In past roles I've implemented and supported such topologies but there are always 'catches' (auto_increment_increment, auto_increment_offset being two big ones) that you only spot at the last minute and which have serious potential to ruin your day.
With a largely InnoDB workload, what are the big problems with multi-master replication and how do you, as a skilled DBA, go about solving them? How does that picture change if you're storing things with MyISAM, or indeed, other storage engines now they're nice and pluggable, perhaps someone has experience with Infobright or another data warehouse?
Emphasis should be placed on recovery techniques for any proposed solution. How does a DBA effectively backup that topology, and how easy is the restore process? Is it bulletproof enough that you can stick a TCP-aware load balancer (hashing on source IP or similar) in front and have zero downtime (or damn close to...) in the event a MySQL master goes pop?
I have read and would highly recommend High Performance MySQL by Baron Schwartz, however, what I'm really after is a couple of really quality websites with all the points covered and links to more in-depth reading material as required. Who's got one of those handy? :)
Bonus brownie points to any solution which can have 'pools' of slaves hung off it for the odd application which has a particularly thrashy read workload.
Thank you very much.
Master-master replication is asynchronous, hence it will definitely break if you write to both servers at once.
Even if the auto-increments are working, any other unique index and many other situations can break it - it's too brittle to be used.
But it is possible to use master-master as PART of a HA solution, you just need to ensure that applications only ever write to one of the pair and in a "clean" failover situation, e.g. admin failing over, it waits for the slave to catch up before switching.
This is not extremely difficult in practice, but a bit inconvenient.
Your main other option is to use DRBD, which is also not massively difficult to set up - but in this case, the 2nd machine is not even usable as a read replica - it just sits there being a hot spare.
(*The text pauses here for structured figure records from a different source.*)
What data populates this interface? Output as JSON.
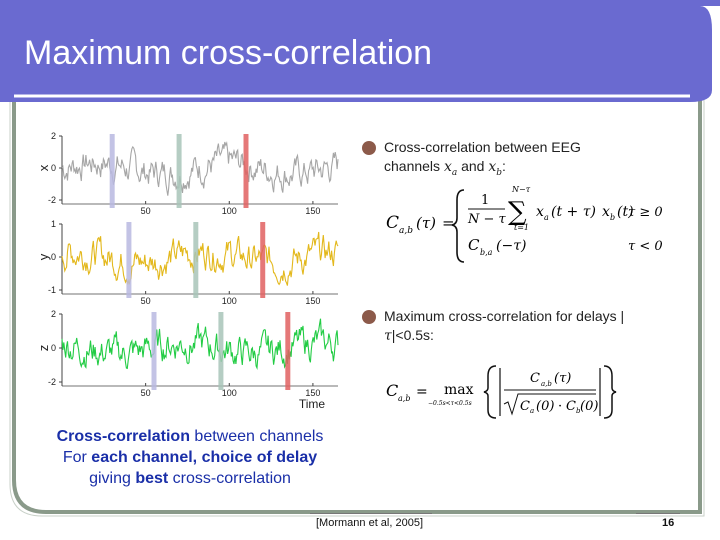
{
  "slide": {
    "title": "Maximum cross-correlation",
    "page_number": "16",
    "reference": "[Mormann et al, 2005]"
  },
  "bullets": [
    {
      "text_prefix": "Cross-correlation between EEG channels ",
      "var_a": "x",
      "sub_a": "a",
      "and_text": " and ",
      "var_b": "x",
      "sub_b": "b",
      "suffix": ":"
    },
    {
      "text_prefix": "Maximum cross-correlation for delays |",
      "tau": "τ",
      "text_suffix": "|<0.5s:"
    }
  ],
  "caption": {
    "line1_bold": "Cross-correlation",
    "line1_rest": " between channels",
    "line2_pre": "For ",
    "line2_bold": "each channel, choice of delay",
    "line3_pre": "giving ",
    "line3_bold": "best",
    "line3_rest": " cross-correlation"
  },
  "formula1": {
    "lhs": "C",
    "lhs_sub": "a,b",
    "arg": "(τ)",
    "eq": "=",
    "frac_num": "1",
    "frac_den": "N − τ",
    "sum_top": "N−τ",
    "sum_bottom": "t=1",
    "sum_body_1": "x",
    "sum_body_1_sub": "a",
    "sum_body_1_arg": "(t + τ)",
    "sum_body_2": "x",
    "sum_body_2_sub": "b",
    "sum_body_2_arg": "(t)",
    "line2_lhs": "C",
    "line2_sub": "b,a",
    "line2_arg": "(−τ)",
    "cond1": "τ ≥ 0",
    "cond2": "τ < 0"
  },
  "formula2": {
    "lhs": "C",
    "lhs_sub": "a,b",
    "eq": "=",
    "op": "max",
    "op_sub": "−0.5s<τ<0.5s",
    "num": "C",
    "num_sub": "a,b",
    "num_arg": "(τ)",
    "den_1": "C",
    "den_1_sub": "a",
    "den_1_arg": "(0)",
    "den_dot": "·",
    "den_2": "C",
    "den_2_sub": "b",
    "den_2_arg": "(0)"
  },
  "chart_data": {
    "type": "line",
    "xlabel": "Time",
    "x_ticks": [
      "50",
      "100",
      "150"
    ],
    "xlim": [
      0,
      165
    ],
    "panels": [
      {
        "ylabel": "x",
        "y_ticks": [
          "2",
          "0",
          "-2"
        ],
        "ylim": [
          -2,
          2
        ],
        "color": "#a6a6a6",
        "markers": [
          {
            "x": 30,
            "color": "#b8b8e0"
          },
          {
            "x": 70,
            "color": "#a8c4b8"
          },
          {
            "x": 110,
            "color": "#e06060"
          }
        ]
      },
      {
        "ylabel": "y",
        "y_ticks": [
          "1",
          "0",
          "-1"
        ],
        "ylim": [
          -1,
          1
        ],
        "color": "#e3b81c",
        "markers": [
          {
            "x": 40,
            "color": "#b8b8e0"
          },
          {
            "x": 80,
            "color": "#a8c4b8"
          },
          {
            "x": 120,
            "color": "#e06060"
          }
        ]
      },
      {
        "ylabel": "z",
        "y_ticks": [
          "2",
          "0",
          "-2"
        ],
        "ylim": [
          -2,
          2
        ],
        "color": "#22cc44",
        "markers": [
          {
            "x": 55,
            "color": "#b8b8e0"
          },
          {
            "x": 95,
            "color": "#a8c4b8"
          },
          {
            "x": 135,
            "color": "#e06060"
          }
        ]
      }
    ]
  },
  "colors": {
    "title_bar": "#6a6ad0",
    "frame": "#8a9a8a",
    "caption": "#1a2fa8",
    "bullet": "#8c5a4a"
  }
}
DRBD synchronously replicates the underlying storage, so everything is written safely to both machines.
There are some applications which are specially designed to tolerate the multi-master problems - these need to be designed VERY carefully with that exact situation in mind - in which case, it's ok. You can't use applications not designed for it though.
auto-increment is not the only, or the main problem.
Obviously, you've tried circular replication, given your comments about autoincrementing. That would be my preferred option; you just need to remember to configure MySQL correctly.
You could look at Sequioa, which works by sitting in front of your mysql cluster and deals with executing your SQL on every server in the case of writes, and load balancing in the case of reads. It has a number of other features, like allowing different database backends. It's not simple, with operations requiring multiple steps, but you're asking it to perform a difficult problem, so it's no surprise that the solutions aren't easy either.